Réduire risques fiscaux et conflits : maîtriser les étapes clés du règlement d’une succession

Publié le : 24/06/2026 24 juin juin 06 2026

Anticiper le règlement d’une succession permet d’en maîtriser les délais et d’en limiter les difficultés pratiques. Entre l’identification des héritiers, l’évaluation du patrimoine et le respect des obligations fiscales, la procédure obéit à un enchaînement précis d’actes, le plus souvent conduit par un notaire lorsque la composition du patrimoine ou la loi l’impose.

Identification des héritiers et détermination de l’actif et du passif successoral

L’ouverture d’une succession suppose en premier lieu de réunir l’ensemble des pièces relatives au défunt et à sa situation familiale.
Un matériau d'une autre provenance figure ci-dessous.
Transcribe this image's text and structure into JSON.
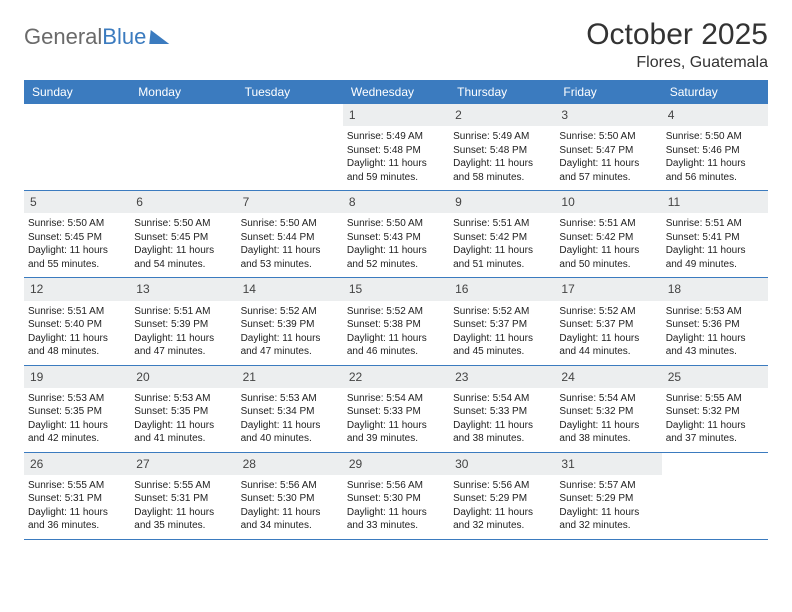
{
  "branding": {
    "word1": "General",
    "word2": "Blue"
  },
  "title": "October 2025",
  "location": "Flores, Guatemala",
  "colors": {
    "header_bg": "#3b7bbf",
    "header_text": "#ffffff",
    "daynum_bg": "#eceeef",
    "border": "#3b7bbf",
    "body_text": "#222222",
    "title_text": "#333333"
  },
  "day_names": [
    "Sunday",
    "Monday",
    "Tuesday",
    "Wednesday",
    "Thursday",
    "Friday",
    "Saturday"
  ],
  "weeks": [
    [
      {
        "empty": true
      },
      {
        "empty": true
      },
      {
        "empty": true
      },
      {
        "n": "1",
        "sr": "Sunrise: 5:49 AM",
        "ss": "Sunset: 5:48 PM",
        "dl": "Daylight: 11 hours and 59 minutes."
      },
      {
        "n": "2",
        "sr": "Sunrise: 5:49 AM",
        "ss": "Sunset: 5:48 PM",
        "dl": "Daylight: 11 hours and 58 minutes."
      },
      {
        "n": "3",
        "sr": "Sunrise: 5:50 AM",
        "ss": "Sunset: 5:47 PM",
        "dl": "Daylight: 11 hours and 57 minutes."
      },
      {
        "n": "4",
        "sr": "Sunrise: 5:50 AM",
        "ss": "Sunset: 5:46 PM",
        "dl": "Daylight: 11 hours and 56 minutes."
      }
    ],
    [
      {
        "n": "5",
        "sr": "Sunrise: 5:50 AM",
        "ss": "Sunset: 5:45 PM",
        "dl": "Daylight: 11 hours and 55 minutes."
      },
      {
        "n": "6",
        "sr": "Sunrise: 5:50 AM",
        "ss": "Sunset: 5:45 PM",
        "dl": "Daylight: 11 hours and 54 minutes."
      },
      {
        "n": "7",
        "sr": "Sunrise: 5:50 AM",
        "ss": "Sunset: 5:44 PM",
        "dl": "Daylight: 11 hours and 53 minutes."
      },
      {
        "n": "8",
        "sr": "Sunrise: 5:50 AM",
        "ss": "Sunset: 5:43 PM",
        "dl": "Daylight: 11 hours and 52 minutes."
      },
      {
        "n": "9",
        "sr": "Sunrise: 5:51 AM",
        "ss": "Sunset: 5:42 PM",
        "dl": "Daylight: 11 hours and 51 minutes."
      },
      {
        "n": "10",
        "sr": "Sunrise: 5:51 AM",
        "ss": "Sunset: 5:42 PM",
        "dl": "Daylight: 11 hours and 50 minutes."
      },
      {
        "n": "11",
        "sr": "Sunrise: 5:51 AM",
        "ss": "Sunset: 5:41 PM",
        "dl": "Daylight: 11 hours and 49 minutes."
      }
    ],
    [
      {
        "n": "12",
        "sr": "Sunrise: 5:51 AM",
        "ss": "Sunset: 5:40 PM",
        "dl": "Daylight: 11 hours and 48 minutes."
      },
      {
        "n": "13",
        "sr": "Sunrise: 5:51 AM",
        "ss": "Sunset: 5:39 PM",
        "dl": "Daylight: 11 hours and 47 minutes."
      },
      {
        "n": "14",
        "sr": "Sunrise: 5:52 AM",
        "ss": "Sunset: 5:39 PM",
        "dl": "Daylight: 11 hours and 47 minutes."
      },
      {
        "n": "15",
        "sr": "Sunrise: 5:52 AM",
        "ss": "Sunset: 5:38 PM",
        "dl": "Daylight: 11 hours and 46 minutes."
      },
      {
        "n": "16",
        "sr": "Sunrise: 5:52 AM",
        "ss": "Sunset: 5:37 PM",
        "dl": "Daylight: 11 hours and 45 minutes."
      },
      {
        "n": "17",
        "sr": "Sunrise: 5:52 AM",
        "ss": "Sunset: 5:37 PM",
        "dl": "Daylight: 11 hours and 44 minutes."
      },
      {
        "n": "18",
        "sr": "Sunrise: 5:53 AM",
        "ss": "Sunset: 5:36 PM",
        "dl": "Daylight: 11 hours and 43 minutes."
      }
    ],
    [
      {
        "n": "19",
        "sr": "Sunrise: 5:53 AM",
        "ss": "Sunset: 5:35 PM",
        "dl": "Daylight: 11 hours and 42 minutes."
      },
      {
        "n": "20",
        "sr": "Sunrise: 5:53 AM",
        "ss": "Sunset: 5:35 PM",
        "dl": "Daylight: 11 hours and 41 minutes."
      },
      {
        "n": "21",
        "sr": "Sunrise: 5:53 AM",
        "ss": "Sunset: 5:34 PM",
        "dl": "Daylight: 11 hours and 40 minutes."
      },
      {
        "n": "22",
        "sr": "Sunrise: 5:54 AM",
        "ss": "Sunset: 5:33 PM",
        "dl": "Daylight: 11 hours and 39 minutes."
      },
      {
        "n": "23",
        "sr": "Sunrise: 5:54 AM",
        "ss": "Sunset: 5:33 PM",
        "dl": "Daylight: 11 hours and 38 minutes."
      },
      {
        "n": "24",
        "sr": "Sunrise: 5:54 AM",
        "ss": "Sunset: 5:32 PM",
        "dl": "Daylight: 11 hours and 38 minutes."
      },
      {
        "n": "25",
        "sr": "Sunrise: 5:55 AM",
        "ss": "Sunset: 5:32 PM",
        "dl": "Daylight: 11 hours and 37 minutes."
      }
    ],
    [
      {
        "n": "26",
        "sr": "Sunrise: 5:55 AM",
        "ss": "Sunset: 5:31 PM",
        "dl": "Daylight: 11 hours and 36 minutes."
      },
      {
        "n": "27",
        "sr": "Sunrise: 5:55 AM",
        "ss": "Sunset: 5:31 PM",
        "dl": "Daylight: 11 hours and 35 minutes."
      },
      {
        "n": "28",
        "sr": "Sunrise: 5:56 AM",
        "ss": "Sunset: 5:30 PM",
        "dl": "Daylight: 11 hours and 34 minutes."
      },
      {
        "n": "29",
        "sr": "Sunrise: 5:56 AM",
        "ss": "Sunset: 5:30 PM",
        "dl": "Daylight: 11 hours and 33 minutes."
      },
      {
        "n": "30",
        "sr": "Sunrise: 5:56 AM",
        "ss": "Sunset: 5:29 PM",
        "dl": "Daylight: 11 hours and 32 minutes."
      },
      {
        "n": "31",
        "sr": "Sunrise: 5:57 AM",
        "ss": "Sunset: 5:29 PM",
        "dl": "Daylight: 11 hours and 32 minutes."
      },
      {
        "empty": true
      }
    ]
  ]
}
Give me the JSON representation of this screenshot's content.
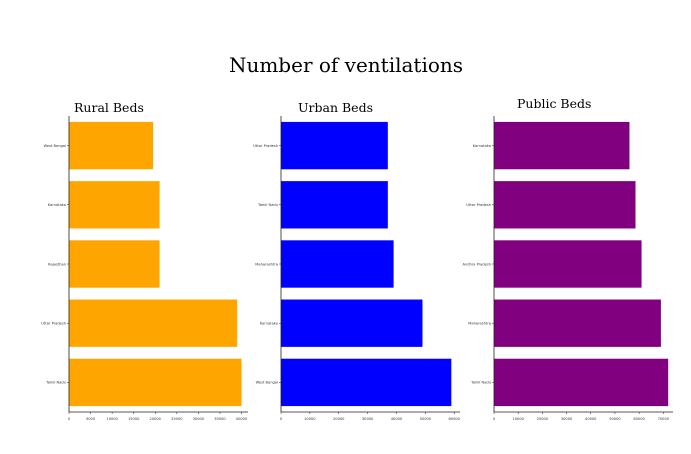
{
  "title": "Number of ventilations",
  "chart_data": [
    {
      "type": "bar",
      "orientation": "horizontal",
      "title": "Rural Beds",
      "color": "#FFA500",
      "categories": [
        "Tamil Nadu",
        "Uttar Pradesh",
        "Rajasthan",
        "Karnataka",
        "West Bengal"
      ],
      "values": [
        40000,
        39000,
        21000,
        21000,
        19500
      ],
      "xticks": [
        0,
        5000,
        10000,
        15000,
        20000,
        25000,
        30000,
        35000,
        40000
      ],
      "xlim": [
        0,
        41500
      ]
    },
    {
      "type": "bar",
      "orientation": "horizontal",
      "title": "Urban Beds",
      "color": "#0000FF",
      "categories": [
        "West Bengal",
        "Karnataka",
        "Maharashtra",
        "Tamil Nadu",
        "Uttar Pradesh"
      ],
      "values": [
        59000,
        49000,
        39000,
        37000,
        37000
      ],
      "xticks": [
        0,
        10000,
        20000,
        30000,
        40000,
        50000,
        60000
      ],
      "xlim": [
        0,
        62000
      ]
    },
    {
      "type": "bar",
      "orientation": "horizontal",
      "title": "Public Beds",
      "color": "#800080",
      "categories": [
        "Tamil Nadu",
        "Maharashtra",
        "Andhra Pradesh",
        "Uttar Pradesh",
        "Karnataka"
      ],
      "values": [
        72000,
        69000,
        61000,
        58500,
        56000
      ],
      "xticks": [
        0,
        10000,
        20000,
        30000,
        40000,
        50000,
        60000,
        70000
      ],
      "xlim": [
        0,
        74000
      ]
    }
  ]
}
Sont notamment requis l’acte de décès, le livret de famille, le contrat de mariage ou la convention de PACS, un éventuel jugement de divorce, ainsi que tout testament ou donation antérieure, notamment entre époux. Les héritiers et légataires doivent également produire leurs justificatifs d’identité et d’état civil. Parallèlement, le notaire procède à l’évaluation de l’actif successoral. Celui-ci comprend les comptes bancaires, placements financiers, assurances-vie, coffres-forts, pensions, véhicules, biens immobiliers, meubles meublants, contrats de location et avis d’imposition. À cette masse active s’ajoute l’examen du passif successoral, incluant frais funéraires, impôts restant dus, factures courantes, loyers et charges, emprunts, frais de dernière maladie ou dettes reconnues.

Établissement des actes notariés et respect des obligations fiscales

Le premier acte dressé est l’acte de notoriété, qui constate officiellement la qualité d’héritier. Sa signature n’emporte pas, à elle seule, acceptation de la succession. En présence d’un bien immobilier, une attestation de propriété immobilière est établie afin d’opérer le transfert au profit des héritiers et d’en assurer la publication au service de publicité foncière. Sur le plan fiscal, la déclaration de succession retrace la consistance du patrimoine au jour du décès. Elle doit, en principe, être déposée dans un délai de six mois. À défaut, des intérêts et pénalités de retard sont susceptibles d’être appliqués. Des acomptes peuvent être sollicités pour prévenir ces sanctions.

Intérêt juridique et fiscal de l’inventaire

L’inventaire consiste à décrire et à estimer les biens composant la succession. Réalisé par un notaire, avec l’appui éventuel d’un commissaire de justice ou d’un commissaire-priseur pour les meubles, il peut être obligatoire, notamment en cas d’acceptation à concurrence de l’actif net ou de démembrement de propriété. Même lorsqu’il n’est pas imposé, il sécurise les opérations en cas de désaccord entre héritiers et limite les contestations ultérieures lors du partage. Sur le plan fiscal, il permet de retenir la valeur réelle du mobilier, évitant l’application du forfait légal de 5 %, parfois défavorable dans les successions importantes. Une préparation rigoureuse et un accompagnement adapté contribuent ainsi à fluidifier les opérations successorales et à réduire les risques contentieux et fiscaux.